«Sarò un Don Giovanni decadente e senza voglie»

«Sarò un Don Giovanni decadente e senza voglie»

Per capire il senso del Don Giovanni di e con Filippo Timi - in scena da questa sera al 24 marzo nella Sala Grande del Teatro Franco Parenti - bisogna prestare la giusta attenzione al suo allarmante sottotitolo, secondo il quale «vivere è un abuso, mai un diritto». «Si tratta di una frase rubata ad Albert Caraco, un filosofo francese, per certi versi affine a Emile Cioran, del quale, da non ancora ventenne, divoravo letteralmente le opere - racconta Timi -; quando ho iniziato a pensare allo spettacolo mi era venuta in mente una citazione da Louis-Ferdinand Céline, "l'amore al livello dei barboncini", ma le prove hanno assunto una piega tale per cui "l'abuso di vivere" risultava un'espressione perfetta». Cioran, Caraco, Céline... dobbiamo aspettarci un Don Giovanni nichilista? Semmai radicalmente vitalista e profondamente inappagato, a giudicare quel che dice Timi. «Il personaggio che interpreto è un uomo decadente, un seduttore che non ha voglia, che affascina suo malgrado. È il prototipo di un'umanità volubile e insaziabile, l'umanità finalmente priva di quelle morali colpevoli dell'assurdo destino verso cui stiamo precipitando. Don Giovanni non brucia mai veramente, desidera bruciare, promette l'inferno e la sua arte è teatrale, recita così bene la promessa che è impossibile non credergli, o meglio, non desiderare di credergli».
Attorno all'attore, regista e scrittore che proprio oggi compie trentanove anni, ruota un cast di giovani e bravi interpreti - soprattutto Roberta Rovelli e Umberto Petranca - ai quali sono affidati gli altri ruoli dell'opera mozartiana, ovviamente riletti in una prospettiva obliqua e intensificata. «Donna Elvira è il passato, è la conquista difficile, l'amore che ritorna a chiedere il compenso di una promessa già fatta. Donna Anna è l'amore ingannatore, violento, l'amore compulsivo, immediato, sbagliato per definizione.
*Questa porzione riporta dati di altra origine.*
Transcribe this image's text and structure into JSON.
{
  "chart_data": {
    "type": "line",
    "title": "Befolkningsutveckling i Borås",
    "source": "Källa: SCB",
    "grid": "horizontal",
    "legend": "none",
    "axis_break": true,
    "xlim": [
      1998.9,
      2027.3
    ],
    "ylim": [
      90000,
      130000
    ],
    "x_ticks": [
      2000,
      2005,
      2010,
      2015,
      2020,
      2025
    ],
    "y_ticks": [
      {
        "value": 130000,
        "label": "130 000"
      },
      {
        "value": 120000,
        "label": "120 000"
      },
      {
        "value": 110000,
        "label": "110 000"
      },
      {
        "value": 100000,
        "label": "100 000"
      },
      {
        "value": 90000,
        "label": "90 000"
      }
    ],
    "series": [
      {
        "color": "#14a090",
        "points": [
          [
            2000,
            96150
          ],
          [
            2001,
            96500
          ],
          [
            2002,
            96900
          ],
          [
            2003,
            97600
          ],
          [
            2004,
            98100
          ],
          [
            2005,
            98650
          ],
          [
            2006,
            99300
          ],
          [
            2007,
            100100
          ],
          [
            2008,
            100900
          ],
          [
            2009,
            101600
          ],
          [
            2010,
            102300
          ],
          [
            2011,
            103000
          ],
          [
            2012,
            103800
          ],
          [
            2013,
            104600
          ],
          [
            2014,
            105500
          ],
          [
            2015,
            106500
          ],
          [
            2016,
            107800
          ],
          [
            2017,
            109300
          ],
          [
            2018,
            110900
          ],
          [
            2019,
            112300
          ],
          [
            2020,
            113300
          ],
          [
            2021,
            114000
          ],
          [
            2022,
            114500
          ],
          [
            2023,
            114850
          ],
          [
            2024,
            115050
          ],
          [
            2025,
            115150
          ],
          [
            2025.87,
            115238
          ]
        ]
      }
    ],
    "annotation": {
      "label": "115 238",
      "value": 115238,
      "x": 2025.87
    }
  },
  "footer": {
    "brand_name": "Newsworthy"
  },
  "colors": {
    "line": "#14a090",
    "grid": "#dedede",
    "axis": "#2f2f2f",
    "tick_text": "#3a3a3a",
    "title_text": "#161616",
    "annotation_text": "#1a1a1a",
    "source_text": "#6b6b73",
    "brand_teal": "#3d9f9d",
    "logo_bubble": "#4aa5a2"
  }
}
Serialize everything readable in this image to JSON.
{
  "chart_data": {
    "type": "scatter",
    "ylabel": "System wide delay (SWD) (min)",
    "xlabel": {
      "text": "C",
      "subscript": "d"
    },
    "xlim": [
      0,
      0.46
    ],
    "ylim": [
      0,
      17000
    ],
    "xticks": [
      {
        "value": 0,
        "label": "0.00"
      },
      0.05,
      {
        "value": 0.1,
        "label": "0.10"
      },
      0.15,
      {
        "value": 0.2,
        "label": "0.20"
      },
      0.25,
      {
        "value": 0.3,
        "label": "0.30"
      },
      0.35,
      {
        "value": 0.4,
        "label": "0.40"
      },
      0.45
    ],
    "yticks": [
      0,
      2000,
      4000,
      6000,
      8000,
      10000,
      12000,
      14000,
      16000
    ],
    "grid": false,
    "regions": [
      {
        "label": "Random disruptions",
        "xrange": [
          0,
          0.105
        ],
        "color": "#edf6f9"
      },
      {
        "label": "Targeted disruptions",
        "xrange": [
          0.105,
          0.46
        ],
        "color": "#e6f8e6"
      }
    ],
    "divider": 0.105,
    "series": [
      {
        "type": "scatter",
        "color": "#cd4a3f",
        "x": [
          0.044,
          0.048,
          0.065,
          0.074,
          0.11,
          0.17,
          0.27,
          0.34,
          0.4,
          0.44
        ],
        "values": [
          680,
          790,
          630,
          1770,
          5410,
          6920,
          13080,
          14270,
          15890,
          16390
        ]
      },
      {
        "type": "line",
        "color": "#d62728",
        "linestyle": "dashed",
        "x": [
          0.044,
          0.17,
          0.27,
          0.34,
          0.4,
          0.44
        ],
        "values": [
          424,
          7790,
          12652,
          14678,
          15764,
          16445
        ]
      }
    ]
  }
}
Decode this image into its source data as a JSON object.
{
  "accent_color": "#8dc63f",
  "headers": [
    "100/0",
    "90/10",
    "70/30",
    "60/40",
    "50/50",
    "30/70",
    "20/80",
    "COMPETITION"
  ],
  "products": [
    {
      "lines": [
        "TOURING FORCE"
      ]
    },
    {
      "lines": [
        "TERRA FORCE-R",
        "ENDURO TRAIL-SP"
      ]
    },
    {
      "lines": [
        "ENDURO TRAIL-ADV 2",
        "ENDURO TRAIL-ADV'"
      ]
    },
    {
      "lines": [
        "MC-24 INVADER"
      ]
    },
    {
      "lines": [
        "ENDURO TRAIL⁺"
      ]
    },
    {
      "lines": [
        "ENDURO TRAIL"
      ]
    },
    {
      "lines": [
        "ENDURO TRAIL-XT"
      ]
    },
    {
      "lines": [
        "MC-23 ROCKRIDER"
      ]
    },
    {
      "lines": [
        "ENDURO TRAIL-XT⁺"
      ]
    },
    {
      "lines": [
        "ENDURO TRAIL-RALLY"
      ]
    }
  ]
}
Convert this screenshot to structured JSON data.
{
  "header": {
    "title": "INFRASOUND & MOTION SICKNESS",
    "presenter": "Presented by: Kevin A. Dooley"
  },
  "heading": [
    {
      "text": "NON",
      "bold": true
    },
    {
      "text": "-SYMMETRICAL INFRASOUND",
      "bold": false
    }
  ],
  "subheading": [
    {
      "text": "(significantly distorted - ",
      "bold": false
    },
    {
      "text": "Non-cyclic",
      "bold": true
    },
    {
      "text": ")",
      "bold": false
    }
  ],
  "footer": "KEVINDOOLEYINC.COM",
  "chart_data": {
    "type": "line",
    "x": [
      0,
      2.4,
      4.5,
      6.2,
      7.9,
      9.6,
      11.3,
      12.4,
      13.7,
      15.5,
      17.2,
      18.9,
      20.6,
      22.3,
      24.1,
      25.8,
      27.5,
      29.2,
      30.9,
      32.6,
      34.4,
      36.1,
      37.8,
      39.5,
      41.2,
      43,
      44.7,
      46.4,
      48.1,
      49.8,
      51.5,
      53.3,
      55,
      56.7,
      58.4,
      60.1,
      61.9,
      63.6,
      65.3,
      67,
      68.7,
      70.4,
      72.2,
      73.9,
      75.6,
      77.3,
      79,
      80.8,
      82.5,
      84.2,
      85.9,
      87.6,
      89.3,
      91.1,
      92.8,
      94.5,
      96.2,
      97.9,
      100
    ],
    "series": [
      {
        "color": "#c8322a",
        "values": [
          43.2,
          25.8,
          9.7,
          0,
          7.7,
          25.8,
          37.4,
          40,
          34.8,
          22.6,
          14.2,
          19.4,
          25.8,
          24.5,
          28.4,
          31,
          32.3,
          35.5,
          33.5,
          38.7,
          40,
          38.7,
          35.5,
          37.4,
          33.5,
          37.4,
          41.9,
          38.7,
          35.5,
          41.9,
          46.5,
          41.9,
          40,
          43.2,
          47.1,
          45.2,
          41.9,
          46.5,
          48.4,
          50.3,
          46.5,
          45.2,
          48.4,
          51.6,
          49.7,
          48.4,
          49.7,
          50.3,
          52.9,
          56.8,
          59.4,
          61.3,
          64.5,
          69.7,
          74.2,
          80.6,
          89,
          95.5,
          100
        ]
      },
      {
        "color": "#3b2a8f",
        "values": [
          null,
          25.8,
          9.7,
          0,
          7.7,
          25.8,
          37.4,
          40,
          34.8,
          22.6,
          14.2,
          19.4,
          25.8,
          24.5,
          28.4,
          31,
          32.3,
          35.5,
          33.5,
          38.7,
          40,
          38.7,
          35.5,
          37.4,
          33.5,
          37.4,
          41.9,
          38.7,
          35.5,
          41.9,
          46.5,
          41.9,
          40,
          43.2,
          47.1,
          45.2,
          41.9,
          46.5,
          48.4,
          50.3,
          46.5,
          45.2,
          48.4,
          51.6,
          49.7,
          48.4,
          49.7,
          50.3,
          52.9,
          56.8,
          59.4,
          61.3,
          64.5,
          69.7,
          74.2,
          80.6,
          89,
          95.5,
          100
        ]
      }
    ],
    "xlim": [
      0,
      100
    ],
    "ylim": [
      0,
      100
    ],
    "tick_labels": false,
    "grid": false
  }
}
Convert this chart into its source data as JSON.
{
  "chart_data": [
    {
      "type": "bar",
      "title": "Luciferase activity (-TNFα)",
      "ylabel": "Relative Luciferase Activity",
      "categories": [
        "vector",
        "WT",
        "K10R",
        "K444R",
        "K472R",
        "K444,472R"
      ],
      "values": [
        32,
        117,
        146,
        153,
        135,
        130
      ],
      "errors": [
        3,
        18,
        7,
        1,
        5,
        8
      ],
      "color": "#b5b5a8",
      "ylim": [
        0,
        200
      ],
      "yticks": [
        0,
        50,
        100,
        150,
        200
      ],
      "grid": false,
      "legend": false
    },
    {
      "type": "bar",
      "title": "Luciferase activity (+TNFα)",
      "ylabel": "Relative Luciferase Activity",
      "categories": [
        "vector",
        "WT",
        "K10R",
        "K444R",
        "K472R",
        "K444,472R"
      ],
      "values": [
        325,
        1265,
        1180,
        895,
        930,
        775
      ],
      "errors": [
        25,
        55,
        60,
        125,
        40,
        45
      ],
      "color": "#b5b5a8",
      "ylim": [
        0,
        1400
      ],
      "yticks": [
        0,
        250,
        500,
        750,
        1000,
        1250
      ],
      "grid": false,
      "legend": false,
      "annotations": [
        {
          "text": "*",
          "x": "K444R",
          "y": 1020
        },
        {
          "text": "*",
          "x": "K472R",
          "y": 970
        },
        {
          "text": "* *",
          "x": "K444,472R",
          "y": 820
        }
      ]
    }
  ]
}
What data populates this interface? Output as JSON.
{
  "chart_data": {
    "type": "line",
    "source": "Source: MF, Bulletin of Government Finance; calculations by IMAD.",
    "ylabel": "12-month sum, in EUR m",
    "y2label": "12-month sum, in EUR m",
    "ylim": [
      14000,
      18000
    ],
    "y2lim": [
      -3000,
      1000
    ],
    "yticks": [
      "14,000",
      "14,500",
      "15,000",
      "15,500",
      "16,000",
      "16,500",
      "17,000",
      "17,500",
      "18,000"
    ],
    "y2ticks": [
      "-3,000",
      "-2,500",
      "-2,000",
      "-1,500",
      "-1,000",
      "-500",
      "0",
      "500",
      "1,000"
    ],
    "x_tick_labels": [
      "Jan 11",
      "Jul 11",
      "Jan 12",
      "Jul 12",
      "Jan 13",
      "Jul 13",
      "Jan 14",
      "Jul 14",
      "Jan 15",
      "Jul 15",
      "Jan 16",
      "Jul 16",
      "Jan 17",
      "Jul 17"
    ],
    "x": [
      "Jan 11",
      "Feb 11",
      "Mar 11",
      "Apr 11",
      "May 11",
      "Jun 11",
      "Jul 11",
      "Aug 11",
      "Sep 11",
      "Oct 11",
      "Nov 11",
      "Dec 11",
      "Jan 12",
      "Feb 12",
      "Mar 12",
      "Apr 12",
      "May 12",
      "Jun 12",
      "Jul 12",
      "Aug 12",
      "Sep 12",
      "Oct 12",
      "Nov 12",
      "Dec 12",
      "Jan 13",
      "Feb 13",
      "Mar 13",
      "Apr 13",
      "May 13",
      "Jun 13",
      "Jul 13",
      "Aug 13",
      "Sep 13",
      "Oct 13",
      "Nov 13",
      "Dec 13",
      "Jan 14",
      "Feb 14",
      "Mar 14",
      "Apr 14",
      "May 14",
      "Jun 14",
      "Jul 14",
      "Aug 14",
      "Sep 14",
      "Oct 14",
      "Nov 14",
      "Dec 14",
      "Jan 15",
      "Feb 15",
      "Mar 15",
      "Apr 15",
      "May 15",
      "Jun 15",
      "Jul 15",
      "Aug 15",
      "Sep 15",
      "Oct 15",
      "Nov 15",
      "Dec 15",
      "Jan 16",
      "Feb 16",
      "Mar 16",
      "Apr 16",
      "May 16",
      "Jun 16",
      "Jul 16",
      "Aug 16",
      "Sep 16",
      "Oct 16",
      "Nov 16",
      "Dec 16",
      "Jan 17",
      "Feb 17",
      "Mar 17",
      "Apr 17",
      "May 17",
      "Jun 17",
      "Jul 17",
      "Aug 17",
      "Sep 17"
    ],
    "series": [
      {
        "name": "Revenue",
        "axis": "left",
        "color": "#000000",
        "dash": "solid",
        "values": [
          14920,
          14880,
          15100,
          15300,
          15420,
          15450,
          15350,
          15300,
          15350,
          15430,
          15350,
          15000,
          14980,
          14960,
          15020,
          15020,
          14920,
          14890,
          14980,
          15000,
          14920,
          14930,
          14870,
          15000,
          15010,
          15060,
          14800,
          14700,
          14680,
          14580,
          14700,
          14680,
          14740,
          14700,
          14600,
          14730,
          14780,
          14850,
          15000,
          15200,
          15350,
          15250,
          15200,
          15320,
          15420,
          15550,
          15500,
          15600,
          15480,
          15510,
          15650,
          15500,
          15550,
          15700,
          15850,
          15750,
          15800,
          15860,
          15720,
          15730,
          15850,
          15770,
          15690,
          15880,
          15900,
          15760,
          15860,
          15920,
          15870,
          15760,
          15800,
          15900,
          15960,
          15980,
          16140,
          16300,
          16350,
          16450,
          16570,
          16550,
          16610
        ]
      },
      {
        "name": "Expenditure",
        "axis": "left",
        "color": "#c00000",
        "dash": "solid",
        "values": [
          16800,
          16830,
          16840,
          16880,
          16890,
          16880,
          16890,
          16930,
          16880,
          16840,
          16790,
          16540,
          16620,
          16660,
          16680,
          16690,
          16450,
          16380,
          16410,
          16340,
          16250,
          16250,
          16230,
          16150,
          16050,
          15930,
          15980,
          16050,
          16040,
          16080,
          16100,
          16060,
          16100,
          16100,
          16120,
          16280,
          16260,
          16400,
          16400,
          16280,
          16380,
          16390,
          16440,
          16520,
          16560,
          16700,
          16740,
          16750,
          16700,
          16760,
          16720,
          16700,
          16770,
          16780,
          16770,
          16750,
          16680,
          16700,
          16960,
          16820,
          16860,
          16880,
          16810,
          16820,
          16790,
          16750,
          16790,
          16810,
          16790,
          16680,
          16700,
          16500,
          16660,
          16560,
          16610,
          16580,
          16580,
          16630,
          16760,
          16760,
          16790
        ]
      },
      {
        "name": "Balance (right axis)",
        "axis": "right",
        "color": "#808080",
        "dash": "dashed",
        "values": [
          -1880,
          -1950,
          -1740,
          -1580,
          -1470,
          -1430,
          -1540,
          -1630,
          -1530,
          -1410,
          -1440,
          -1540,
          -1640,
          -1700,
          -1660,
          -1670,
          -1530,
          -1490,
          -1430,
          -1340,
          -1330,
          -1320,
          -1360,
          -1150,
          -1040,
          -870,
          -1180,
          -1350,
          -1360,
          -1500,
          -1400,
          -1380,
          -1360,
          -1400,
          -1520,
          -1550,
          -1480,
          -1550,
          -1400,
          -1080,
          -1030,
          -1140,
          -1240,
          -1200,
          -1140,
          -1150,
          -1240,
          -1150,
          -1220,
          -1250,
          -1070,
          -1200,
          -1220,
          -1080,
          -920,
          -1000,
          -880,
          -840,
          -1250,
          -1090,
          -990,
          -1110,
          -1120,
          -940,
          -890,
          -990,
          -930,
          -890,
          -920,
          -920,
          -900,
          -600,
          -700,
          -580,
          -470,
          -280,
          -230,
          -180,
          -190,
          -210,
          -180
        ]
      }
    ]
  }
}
Zerlina è l'improvvisazione, l'amore invidioso, il desiderio di ritrovare quella purezza semplice di sposare la figlia del farmacista».
Il Don Giovanni di Timi ha molto a che fare con il mondo di quando lui non aveva ancora vent'anni: Caraco a parte, è ricco di citazioni di opere e figure di culto per un adolescente degli anni ottanta, dai Pink Floyd all'Uomo Tigre, da Adriano Celentano alla Sirenetta di Walt Disney.

Ed è anche uno spettacolo «ricercato, addirittura estetizzante - nelle parole di Andrée Ruth Shammah - allo scopo di rompere il meccanismo dell'estetizzazione»: una pièce dal fasto straripante, grazie anche ai costumi dello stilista, e prezioso collaboratore di Miuccia Prada, Fabio Zambernardi, realizzati con «merletti inzuppati nel silicone, babydoll di crinolina, tessuti scivolosi come linoleum ma preziosi come porcellane di Meissen». E pensare che, all'inizio del dialogo creativo con l'attore e regista, ammette Zambernardi, «Timi e io abbiamo cercato di darci dei limiti a vicenda ma è servito solo a creare nuovi eccessi».